Among the opponents are
The young working-class poor, who protest in the street because they see no possibility of a better life…the new middle class poor—that is to say, educated or semi-educated young people who, on graduation, find that there are no jobs for them….Intellectuals…small businessmen whose ability to make money has been blocked by the corrupt and greedy men at the top….And then there are the Islamists.
Syria is a complex and diverse society in which outside do-gooders risk destroying all they claim to support.
There may well be interference already, as there is no indication that the Obama Administration has shut down the Bush-era program to finance and promote Syrian exile oppositionists. A Reuters report, published in the Guardian on March 11, indicated that someone was preparing the ground for an armed insurrection in Syria.
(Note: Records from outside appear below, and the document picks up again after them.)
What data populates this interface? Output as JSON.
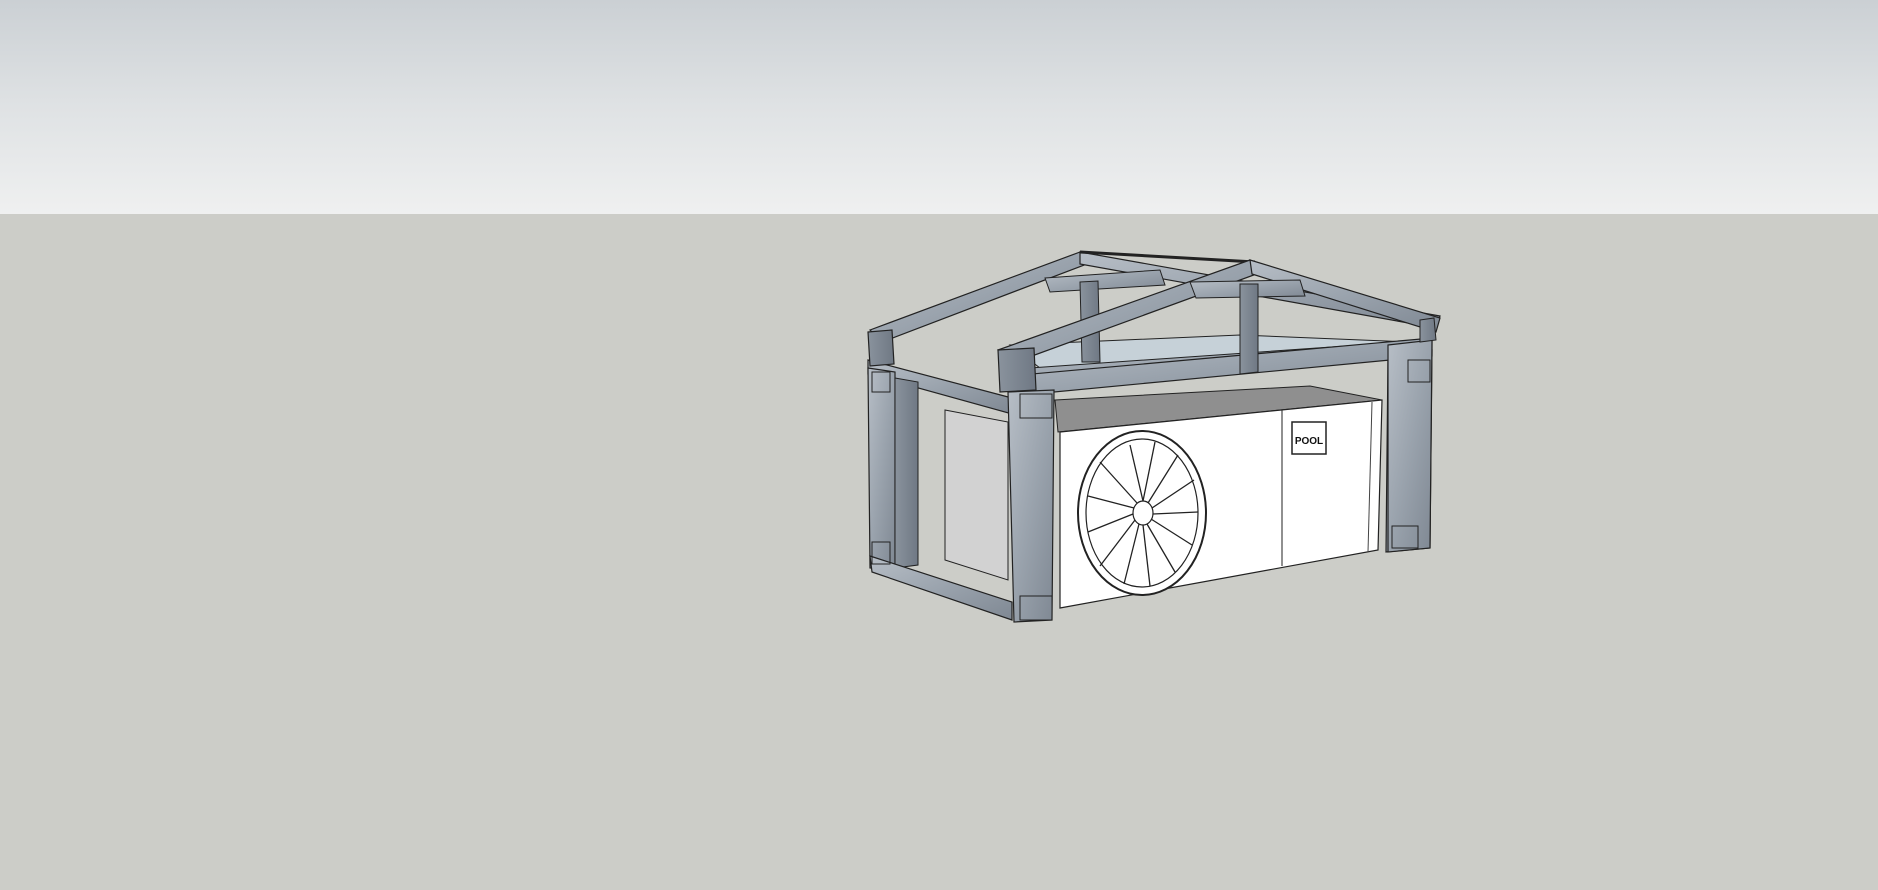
{
  "scene": {
    "sky_colors": [
      "#cbd0d4",
      "#dfe2e4",
      "#eff0f0"
    ],
    "ground_color": "#cccdc8",
    "frame_color": "#9aa3ad",
    "frame_dark": "#6f7884",
    "unit_color": "#ffffff",
    "unit_top_color": "#8f8f8f",
    "glass_color": "#c6d1d8",
    "logo_text": "POOL"
  }
}
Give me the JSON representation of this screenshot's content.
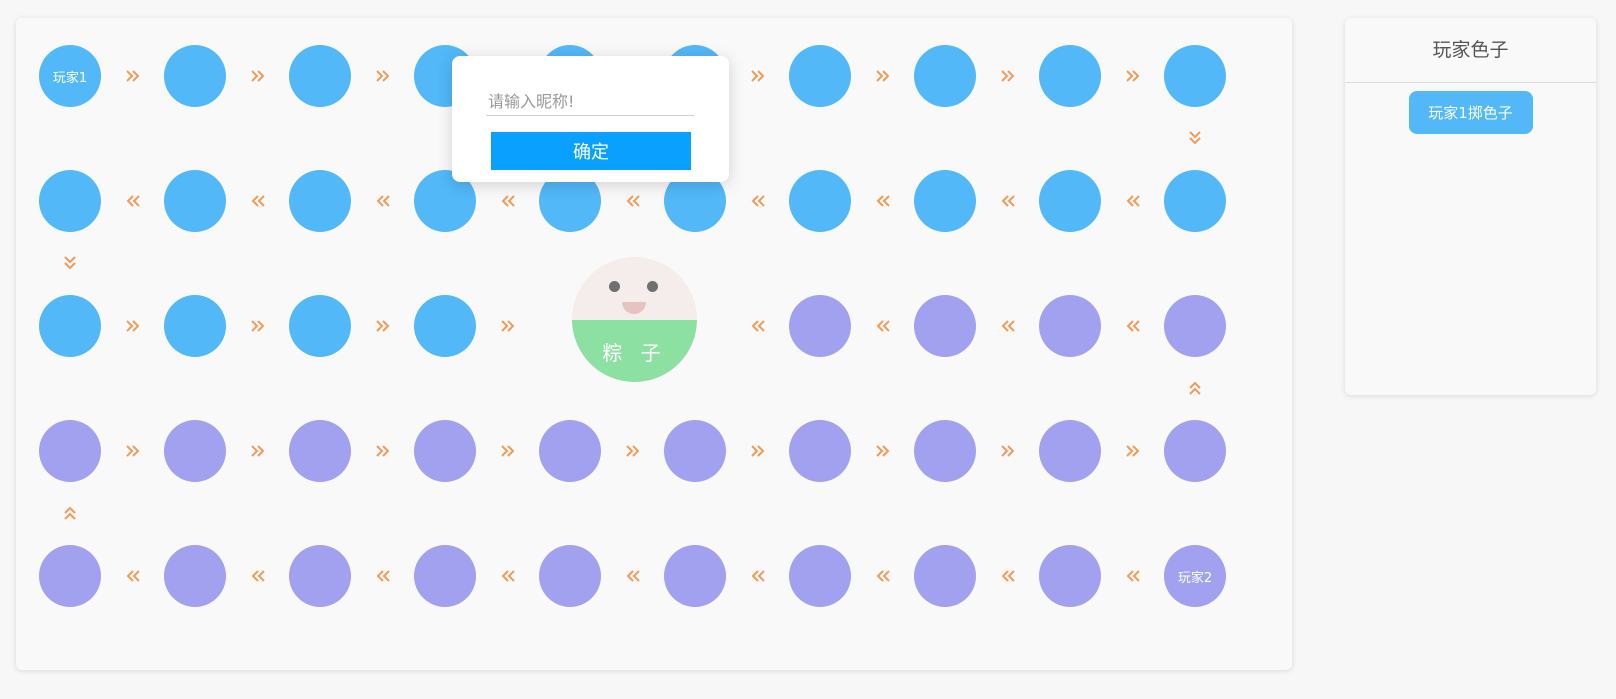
{
  "board": {
    "start_label": "玩家1",
    "end_label": "玩家2",
    "colors": {
      "player1_path": "#52b8f8",
      "player2_path": "#a1a1ef",
      "arrow": "#f39a57"
    }
  },
  "center_mascot": {
    "label": "粽 子"
  },
  "dice_panel": {
    "title": "玩家色子",
    "roll_button_label": "玩家1掷色子"
  },
  "nickname_dialog": {
    "placeholder": "请输入昵称!",
    "value": "",
    "confirm_label": "确定"
  }
}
The first victims of a war in Syria will be the religious minorities. These include the Alawites and the Christians, who comprise about ten percent of the population and have prospered under the Assad regime. The government, despite the Ottoman-era practice of defining citizens by religious sect, is explicitly secular. Gregory III Laham, the Melkite Catholic Patriarch of Antioch, in an interview with Asia Today, praised young Muslim demonstrators in Damascus, Aleppo, and Homs who “offered to protect churches, providing security cordons around the buildings to prevent criminal acts.” He nonetheless fears the “criminals and even fundamentalist Muslims who cry for jihad. This is why we fear that giving way to violence will only lead to chaos.”
As in Iraq, chaos would mean the mass emigration of the Christian communities who have lived there for two millennia. Syria, following the American invasion of Iraq with its concomitant anarchy and sectarian conflict, took in over a million Iraqi refugees, including more than 300,000 Christians. Where would they and Syria’s indigenous Christians find refuge? Do Washington’s holy warriors want them to leave and for Syria to be as purely Sunni as its favorite Mideast statelet, Saudi Arabia?
The Syrians would be wise not to make their ancestors’ mistake of accepting military help from foreigners who have never done them any good. If the West wants parliamentary democracy in Syria, why did the CIA and Britain’s MI6 support the 1949 military coup that destroyed it in the first place? America’s would-be Lawrences of Arabia who believe they can liberate the Syrians would do well to remember that this rebellion began in Dera’a. It was in Dera’a that Lawrence himself was captured and tortured. He wrote that “in Dera’a that night the citadel of my integrity had been irrevocably lost.”
The US is doing enough harm in Afghanistan, Iraq, and Libya without burying itself in the Syrian tar as well. As the old French saying goes, it is urgent to do nothing.